Lana Del Rey: Norman Fucking Rockwell (UMD/Urban)

Lana Del Rey: Norman Fucking Rockwell (UMD/Urban)

Felix Meyer: Die im Dunkeln hört man doch (SPV) – Seit zehn Jahren überzeugt Felix Meyer mit Liedern, die von Gesellschaftskritik bis Liebesballade ein breites Feld abdecken. Auch musikalisch absolut überzeugend.

Lana Del Rey: Norman Fucking Rockwell (Urban) – Norman Rockwell war ein Künstler, der bis zu seinem Tod 1978 den American Way of life begleitete. Dass Lana Del Rey ein „Fucking“ dazwischen gesetzt, ist mehr als nur eine Anspielung auf die aktuelle Situation im Land der „einst unbegrenzten“ Möglichkeiten.

Martina Gemmar: Verkehrte Welt (ISRC) – Mehr als eine CD mit Booklet, nämlich ein sehr schönes Buch mit Liedern auf CD. Dazu kleine Anmerkungen, die das Hören noch intensiver gestalten.

Calexico: Years to burn (City Slang) – Calexico meets Iron & Wine, zwei Bands, die Americana mit Weltmusik verbinden und die in ihren Songs manchmal an Crosby, Stills, Nash and Young erinnern. Nicht das schlechteste Vorbild.

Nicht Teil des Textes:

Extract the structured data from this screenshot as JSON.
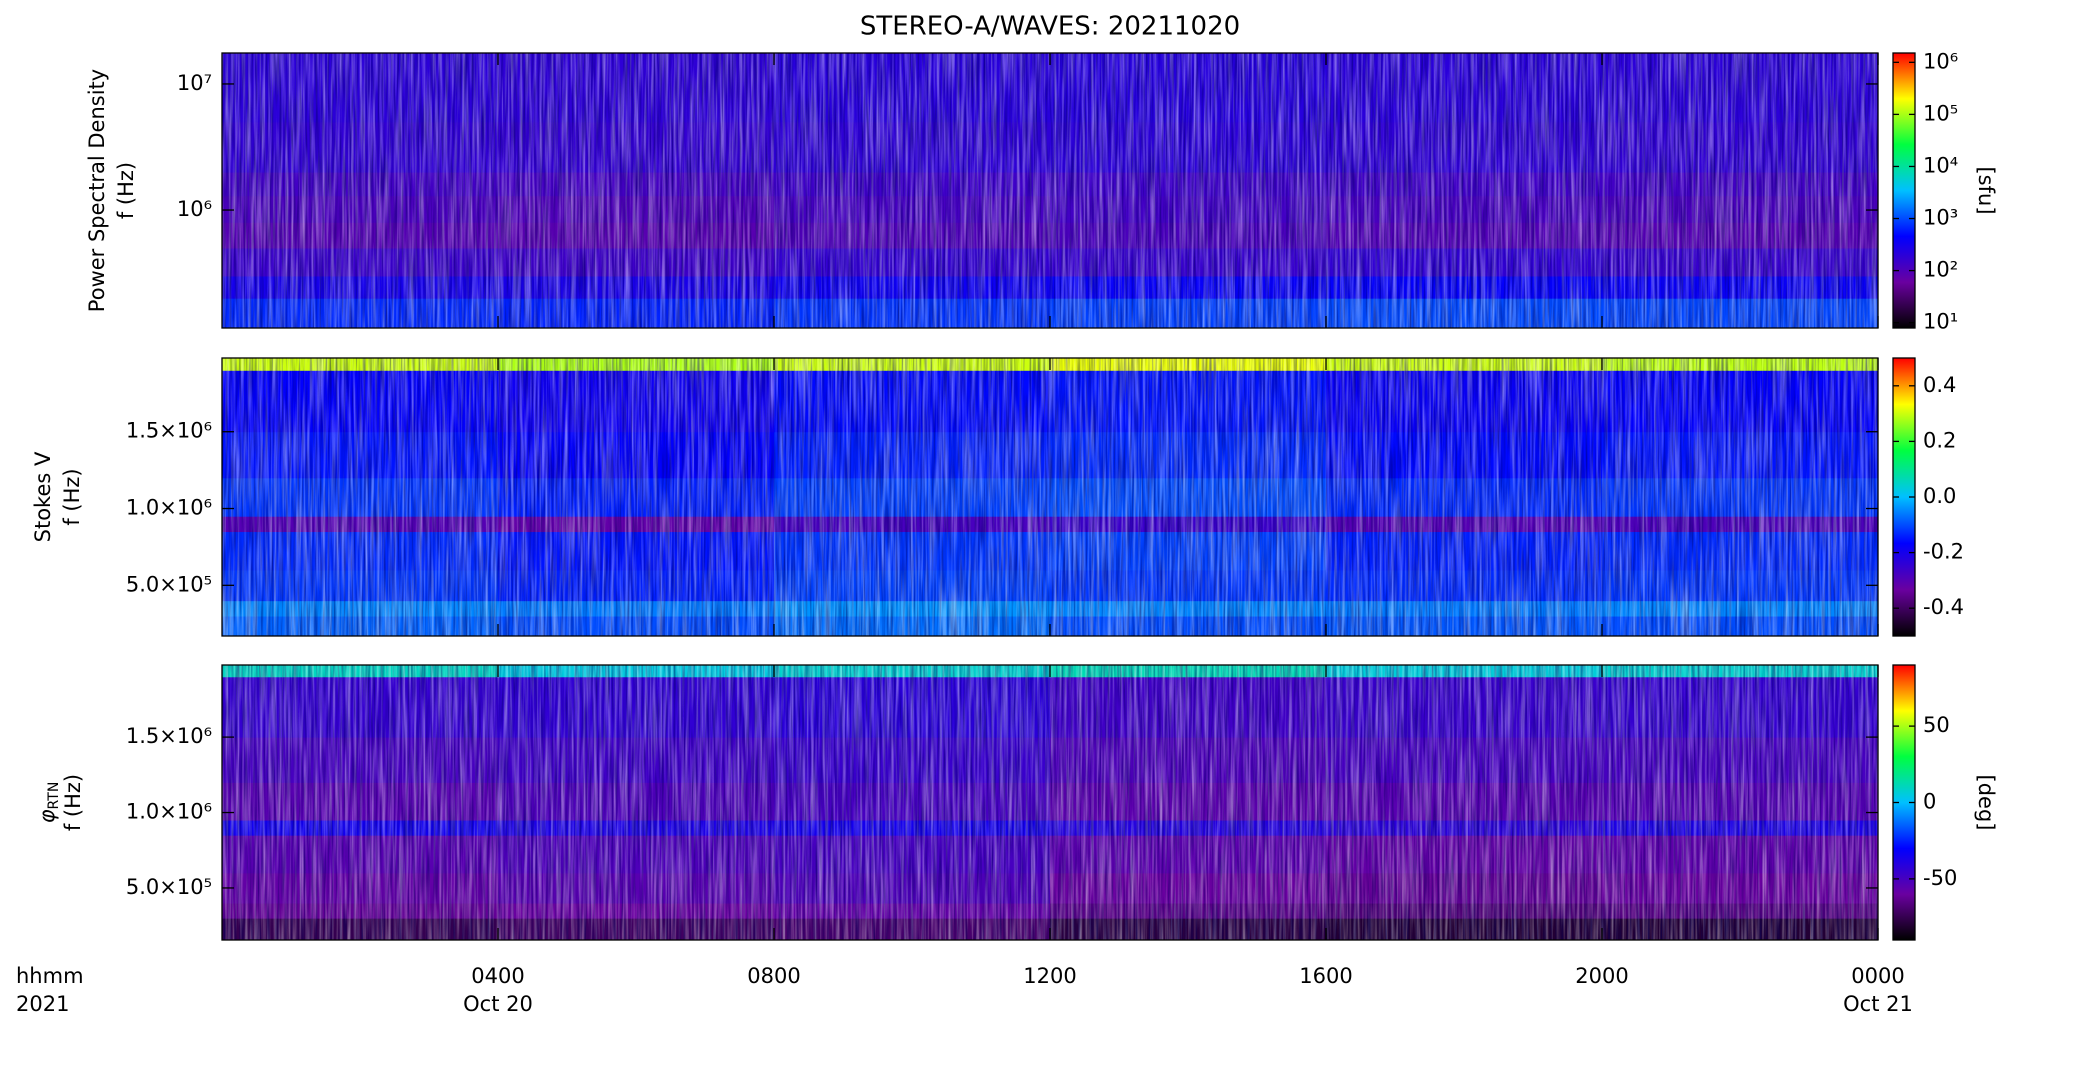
{
  "chart_data": {
    "type": "heatmap",
    "title": "STEREO-A/WAVES: 20211020",
    "xlim": [
      0,
      24
    ],
    "xticks": [
      {
        "value": 4,
        "label": "0400",
        "sublabel": "Oct 20"
      },
      {
        "value": 8,
        "label": "0800"
      },
      {
        "value": 12,
        "label": "1200"
      },
      {
        "value": 16,
        "label": "1600"
      },
      {
        "value": 20,
        "label": "2000"
      },
      {
        "value": 24,
        "label": "0000",
        "sublabel": "Oct 21"
      }
    ],
    "x_axis_labels": [
      "hhmm",
      "2021"
    ],
    "colormap": [
      "#000000",
      "#6a00a0",
      "#0000ff",
      "#00c0ff",
      "#00ff40",
      "#ffff00",
      "#ff0000"
    ],
    "panels": [
      {
        "ylabel": [
          "Power Spectral Density",
          "f (Hz)"
        ],
        "log_y": true,
        "ylim": [
          116000,
          17600000
        ],
        "yticks": [
          {
            "value": 1000000,
            "label": "10⁶"
          },
          {
            "value": 10000000,
            "label": "10⁷"
          }
        ],
        "x_bins": [
          0,
          4,
          8,
          12,
          16,
          20,
          24
        ],
        "y_bins": [
          116000,
          200000,
          300000,
          500000,
          800000,
          1300000,
          2000000,
          5000000,
          17600000
        ],
        "z": [
          [
            700,
            650,
            800,
            900,
            1000,
            950
          ],
          [
            300,
            280,
            350,
            400,
            420,
            380
          ],
          [
            150,
            140,
            170,
            160,
            180,
            160
          ],
          [
            90,
            85,
            100,
            110,
            95,
            90
          ],
          [
            110,
            100,
            120,
            130,
            115,
            110
          ],
          [
            130,
            125,
            140,
            140,
            135,
            130
          ],
          [
            180,
            170,
            190,
            200,
            185,
            180
          ],
          [
            200,
            190,
            210,
            220,
            205,
            200
          ]
        ],
        "log_c": true,
        "clim": [
          7.9,
          1510000
        ],
        "cticks": [
          {
            "value": 10,
            "label": "10¹"
          },
          {
            "value": 100,
            "label": "10²"
          },
          {
            "value": 1000,
            "label": "10³"
          },
          {
            "value": 10000,
            "label": "10⁴"
          },
          {
            "value": 100000,
            "label": "10⁵"
          },
          {
            "value": 1000000,
            "label": "10⁶"
          }
        ],
        "clabel": "[sfu]"
      },
      {
        "ylabel": [
          "Stokes V",
          "f (Hz)"
        ],
        "log_y": false,
        "ylim": [
          170000,
          1980000
        ],
        "yticks": [
          {
            "value": 500000,
            "label": "5.0×10⁵"
          },
          {
            "value": 1000000,
            "label": "1.0×10⁶"
          },
          {
            "value": 1500000,
            "label": "1.5×10⁶"
          }
        ],
        "x_bins": [
          0,
          4,
          8,
          12,
          16,
          20,
          24
        ],
        "y_bins": [
          170000,
          300000,
          400000,
          600000,
          850000,
          950000,
          1200000,
          1500000,
          1900000,
          1980000
        ],
        "z": [
          [
            -0.08,
            -0.1,
            -0.07,
            -0.1,
            -0.09,
            -0.1
          ],
          [
            -0.05,
            -0.06,
            -0.04,
            -0.05,
            -0.06,
            -0.05
          ],
          [
            -0.12,
            -0.14,
            -0.11,
            -0.12,
            -0.13,
            -0.12
          ],
          [
            -0.13,
            -0.15,
            -0.12,
            -0.11,
            -0.14,
            -0.13
          ],
          [
            -0.3,
            -0.32,
            -0.28,
            -0.26,
            -0.3,
            -0.29
          ],
          [
            -0.12,
            -0.14,
            -0.11,
            -0.1,
            -0.13,
            -0.12
          ],
          [
            -0.15,
            -0.17,
            -0.14,
            -0.13,
            -0.16,
            -0.15
          ],
          [
            -0.17,
            -0.19,
            -0.16,
            -0.15,
            -0.18,
            -0.17
          ],
          [
            0.3,
            0.28,
            0.3,
            0.32,
            0.3,
            0.29
          ]
        ],
        "log_c": false,
        "clim": [
          -0.5,
          0.5
        ],
        "cticks": [
          0.4,
          0.2,
          {
            "value": 0,
            "label": "0.0"
          },
          -0.2,
          -0.4
        ]
      },
      {
        "ylabel_symbol": "φ",
        "ylabel_subscript": "RTN",
        "ylabel": [
          "f (Hz)"
        ],
        "log_y": false,
        "ylim": [
          155000,
          1978000
        ],
        "yticks": [
          {
            "value": 500000,
            "label": "5.0×10⁵"
          },
          {
            "value": 1000000,
            "label": "1.0×10⁶"
          },
          {
            "value": 1500000,
            "label": "1.5×10⁶"
          }
        ],
        "x_bins": [
          0,
          4,
          8,
          12,
          16,
          20,
          24
        ],
        "y_bins": [
          155000,
          300000,
          400000,
          600000,
          850000,
          950000,
          1200000,
          1500000,
          1900000,
          1978000
        ],
        "z": [
          [
            -75,
            -72,
            -70,
            -78,
            -80,
            -80
          ],
          [
            -62,
            -60,
            -58,
            -65,
            -68,
            -66
          ],
          [
            -58,
            -55,
            -52,
            -60,
            -62,
            -60
          ],
          [
            -55,
            -52,
            -50,
            -56,
            -58,
            -57
          ],
          [
            -35,
            -38,
            -36,
            -40,
            -42,
            -38
          ],
          [
            -55,
            -52,
            -50,
            -56,
            -55,
            -54
          ],
          [
            -50,
            -48,
            -46,
            -52,
            -50,
            -50
          ],
          [
            -45,
            -44,
            -42,
            -48,
            -46,
            -45
          ],
          [
            10,
            5,
            8,
            12,
            6,
            8
          ]
        ],
        "log_c": false,
        "clim": [
          -90,
          90
        ],
        "cticks": [
          50,
          0,
          -50
        ],
        "clabel": "[deg]"
      }
    ]
  }
}
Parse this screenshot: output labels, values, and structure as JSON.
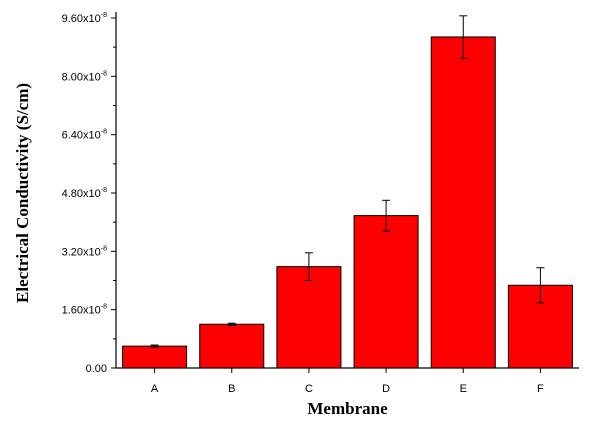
{
  "chart_data": {
    "type": "bar",
    "title": "",
    "xlabel": "Membrane",
    "ylabel": "Electrical Conductivity (S/cm)",
    "categories": [
      "A",
      "B",
      "C",
      "D",
      "E",
      "F"
    ],
    "values": [
      6e-09,
      1.2e-08,
      2.78e-08,
      4.18e-08,
      9.08e-08,
      2.27e-08
    ],
    "errors": [
      3e-10,
      3e-10,
      3.8e-09,
      4.2e-09,
      5.8e-09,
      4.8e-09
    ],
    "ylim": [
      0,
      9.6e-08
    ],
    "y_ticks": [
      0,
      1.6e-08,
      3.2e-08,
      4.8e-08,
      6.4e-08,
      8e-08,
      9.6e-08
    ],
    "y_tick_labels": {
      "mantissas": [
        "0.00",
        "1.60x10",
        "3.20x10",
        "4.80x10",
        "6.40x10",
        "8.00x10",
        "9.60x10"
      ],
      "exponents": [
        "",
        "-8",
        "-8",
        "-8",
        "-8",
        "-8",
        "-8"
      ]
    },
    "grid": false,
    "legend": "none",
    "bar_color": "#ff0000",
    "bar_edge_color": "#000000"
  }
}
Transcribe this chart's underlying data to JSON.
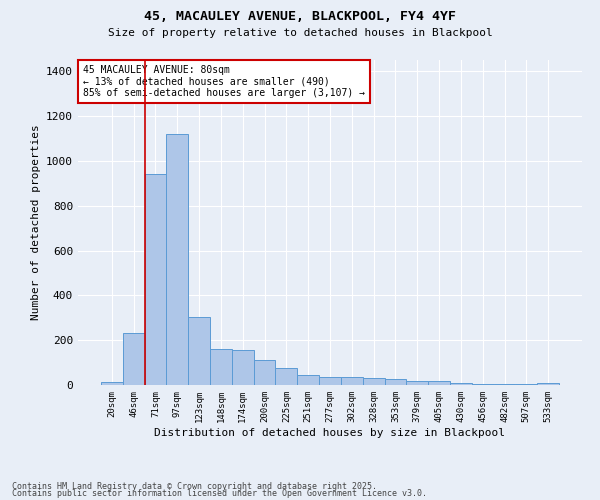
{
  "title1": "45, MACAULEY AVENUE, BLACKPOOL, FY4 4YF",
  "title2": "Size of property relative to detached houses in Blackpool",
  "xlabel": "Distribution of detached houses by size in Blackpool",
  "ylabel": "Number of detached properties",
  "categories": [
    "20sqm",
    "46sqm",
    "71sqm",
    "97sqm",
    "123sqm",
    "148sqm",
    "174sqm",
    "200sqm",
    "225sqm",
    "251sqm",
    "277sqm",
    "302sqm",
    "328sqm",
    "353sqm",
    "379sqm",
    "405sqm",
    "430sqm",
    "456sqm",
    "482sqm",
    "507sqm",
    "533sqm"
  ],
  "values": [
    15,
    230,
    940,
    1120,
    305,
    160,
    155,
    110,
    75,
    45,
    35,
    35,
    30,
    25,
    20,
    20,
    10,
    5,
    5,
    5,
    10
  ],
  "bar_color": "#aec6e8",
  "bar_edge_color": "#5b9bd5",
  "background_color": "#e8eef7",
  "grid_color": "#ffffff",
  "vline_x_index": 2,
  "vline_color": "#cc0000",
  "annotation_text": "45 MACAULEY AVENUE: 80sqm\n← 13% of detached houses are smaller (490)\n85% of semi-detached houses are larger (3,107) →",
  "annotation_box_color": "#ffffff",
  "annotation_box_edge": "#cc0000",
  "footer1": "Contains HM Land Registry data © Crown copyright and database right 2025.",
  "footer2": "Contains public sector information licensed under the Open Government Licence v3.0.",
  "ylim": [
    0,
    1450
  ],
  "yticks": [
    0,
    200,
    400,
    600,
    800,
    1000,
    1200,
    1400
  ],
  "figsize": [
    6.0,
    5.0
  ],
  "dpi": 100
}
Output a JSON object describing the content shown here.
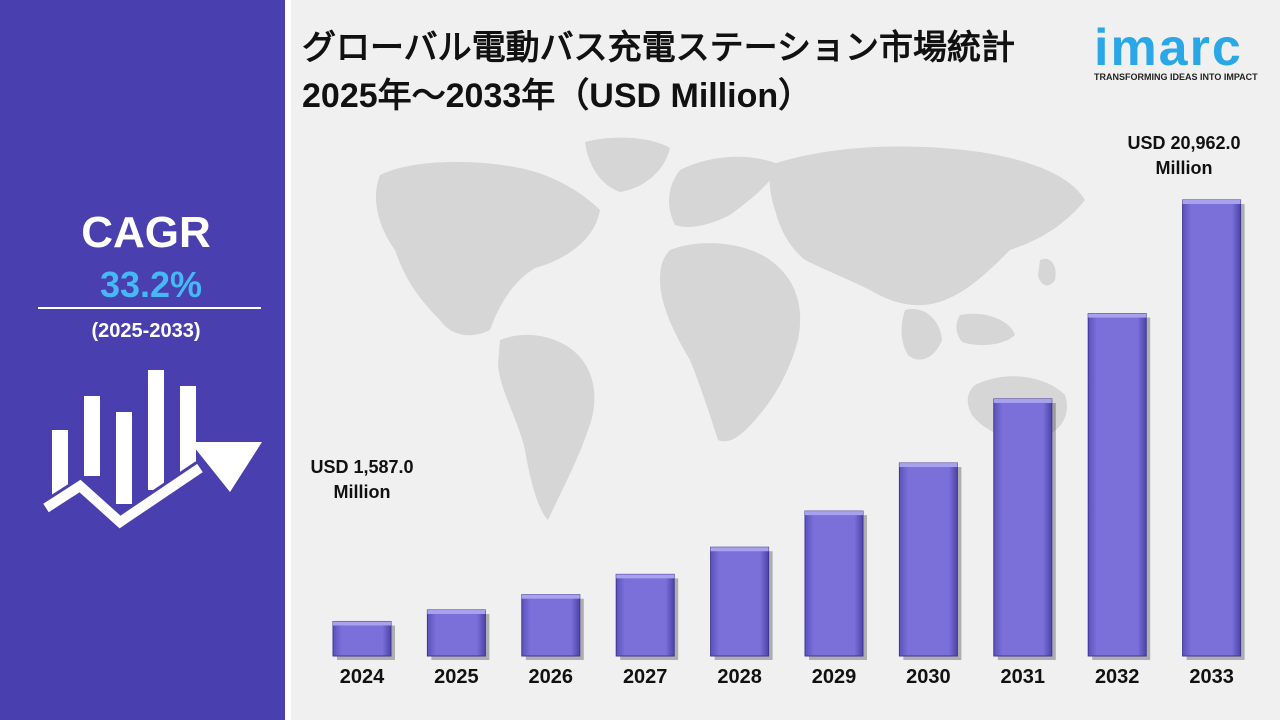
{
  "title": "グローバル電動バス充電ステーション市場統計 2025年～2033年（USD Million）",
  "logo": {
    "name": "imarc",
    "tagline": "TRANSFORMING IDEAS INTO IMPACT"
  },
  "cagr": {
    "label": "CAGR",
    "value": "33.2%",
    "period": "(2025-2033)"
  },
  "callouts": {
    "first": "USD 1,587.0 Million",
    "last": "USD 20,962.0 Million"
  },
  "colors": {
    "panel": "#4a3fae",
    "accent": "#45b8f5",
    "bar": "#7b70d9",
    "bar_dark": "#5c52bd",
    "map": "#d6d6d6",
    "logo": "#2aa7e6"
  },
  "icons": {
    "growth": "bar-chart-with-rising-arrow-icon"
  },
  "chart_data": {
    "type": "bar",
    "title": "グローバル電動バス充電ステーション市場統計 2025年～2033年（USD Million）",
    "categories": [
      "2024",
      "2025",
      "2026",
      "2027",
      "2028",
      "2029",
      "2030",
      "2031",
      "2032",
      "2033"
    ],
    "values": [
      1587.0,
      2115.0,
      2818.0,
      3753.0,
      5000.0,
      6660.0,
      8870.0,
      11815.0,
      15740.0,
      20962.0
    ],
    "labeled_values": {
      "2024": "USD 1,587.0 Million",
      "2033": "USD 20,962.0 Million"
    },
    "xlabel": "",
    "ylabel": "",
    "ylim": [
      0,
      20962.0
    ],
    "grid": false,
    "legend": "none"
  }
}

Stellmäcke & Band: Sehnsucht nach DUR (Secunda Records) – Olaf Stelmecke ist „Stellmäcke“. Seit über 30 Jahren macht er Musik und auch wenn sein Name nicht jedem geläufig ist: Es lohnt sich immer wieder, sich seinen CDs, für die er sich gerne etwas mehr Zeit nimmt (in der Regel liegen vier Jahre zwischen den Veröffentlichungen), zu widmen. Mehrmals zurecht CD des Monats der Liederbestenliste.